Как откровенна молодость! Я не смогла (да и не считала нужным) скрыть свое изумление и радость от догадки, что Ежов, скорее всего, арестован.
Судьба прокладывает втайне от нас наши жизненные пути, предопределяет нечаянные встречи. Потому мы нередко повторяем: «Такова судьба!..»
С Берией я была знакома, несмотря на то что он не принадлежал к близкому мне окружению — к среде старых большевиков. Наше знакомство — чистая случайность, хотя, как, наверное, всякая случайность, — небеспричинная.
Впервые я увидела его в августе 1928 года. Старейший грузинский большевик, председатель ЦИК Закавказья Миха Цхакая пригласил Ларина, принимавшего участие в работе бюджетной комиссии ЦИКа СССР, в Тифлис для обсуждения бюджета Закавказья или только Грузии, этого не помню. Мы, мать и я, поехали вместе с отцом, чтобы после окончания дел провести свой отпуск в Ликанах, вблизи Боржоми. (Кстати, Ликаны эти вспоминались мне впоследствии не раз и потому, что известный в то время в Грузии большевик-литератор Тодрия, сидя однажды на скамейке в ликанском парке рядом с отцом, сказал ему при мне: «Вы, русские, Сталина не знаете так, как мы, грузины. Он всем нам покажет такое, чего вы себе и вообразить не можете!»)
В обсуждении бюджета принял участие и Берия, начальник ГПУ Грузии. Заседание решено было устроить у него на даче, в живописных окрестностях Тифлиса, возле Каджор. Название той местности запомнилось, очевидно, потому, что отец по сходному звучанию Каджоры-Ижоры вспомнил пушкинские строки:
Грузия, куда я приехала впервые, очаровала меня. Но тогда я, конечно же, не могла себе представить, что в Каджорах нас приветливо принимает человек, имя которого станет символом палачества.
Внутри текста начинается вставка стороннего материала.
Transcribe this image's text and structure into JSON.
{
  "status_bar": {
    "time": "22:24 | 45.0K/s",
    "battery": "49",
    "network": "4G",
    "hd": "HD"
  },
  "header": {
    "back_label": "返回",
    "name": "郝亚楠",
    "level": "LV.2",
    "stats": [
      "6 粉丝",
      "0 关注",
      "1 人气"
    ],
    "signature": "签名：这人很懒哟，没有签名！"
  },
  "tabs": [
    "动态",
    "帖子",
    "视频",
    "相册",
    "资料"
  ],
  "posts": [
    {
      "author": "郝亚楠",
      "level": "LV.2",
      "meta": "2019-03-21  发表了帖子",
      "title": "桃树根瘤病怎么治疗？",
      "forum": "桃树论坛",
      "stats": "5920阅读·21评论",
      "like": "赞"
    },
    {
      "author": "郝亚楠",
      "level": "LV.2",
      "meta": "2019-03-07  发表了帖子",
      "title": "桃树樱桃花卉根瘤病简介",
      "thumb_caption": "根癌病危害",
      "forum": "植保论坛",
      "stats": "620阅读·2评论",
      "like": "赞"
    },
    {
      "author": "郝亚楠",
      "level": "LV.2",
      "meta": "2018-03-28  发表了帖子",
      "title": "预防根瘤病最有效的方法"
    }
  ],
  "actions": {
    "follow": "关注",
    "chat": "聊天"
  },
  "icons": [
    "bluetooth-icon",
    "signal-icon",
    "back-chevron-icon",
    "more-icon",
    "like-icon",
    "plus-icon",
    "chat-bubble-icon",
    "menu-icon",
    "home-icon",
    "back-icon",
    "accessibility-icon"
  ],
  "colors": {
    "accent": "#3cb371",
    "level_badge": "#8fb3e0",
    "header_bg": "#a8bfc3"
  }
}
После затянувшегося делового разговора подали обед, приготовленный по-грузински, и душистый грузинский чай. Сидяча столом, Берия сказал отцу:
— Я и не знал, что у вас такая прелестная дочь!
Мне шел в ту пору пятнадцатый год. Я смутилась, покраснела, а отец ответил:
— Я никакой прелести в ней не замечаю.
— Выпьем, Миха, — обратился Берия к Цхакая, — за здоровье этой девочки! Пусть живет она долго и счастливо!
Вторично мне пришлось встретиться с Берией в год смерти Ларина — летом 1932 года. А. И. Рыков, знавший от матери, как болезненно я переживала смерть отца, предложил мне поехать вместе с ним в Крым, где Алексей Иванович собирался провести отпуск. Туда же приехал В. В. Куйбышев со своими родственниками: дочерью, сыном, братом, тоже революционером-большевиком, Николаем Владимировичем и его женой (они были впоследствии расстреляны) и личным секретарем М. Ф. Фельдманом.
В Крыму Валериан Владимирович пробыл недолго. Затем поплыл пароходом в Батум, оттуда поехал в Тифлис и в Ликаны. Чтобы отвлечь меня от переживаний, Куйбышев предложил мне присоединиться к их большой и веселой компании.
Берия встретил Валериана Владимировича в Батуме. А мы то уже были «старыми знакомыми». «Ой, кого я вижу! Взрослая девушка стала!» — воскликнул Берия, как только заметил меня. Он сопровождал Куйбышева из Батума в Тифлис, мы съездили на дачу к Берии, и в Ликаны он отправился вместе с нами.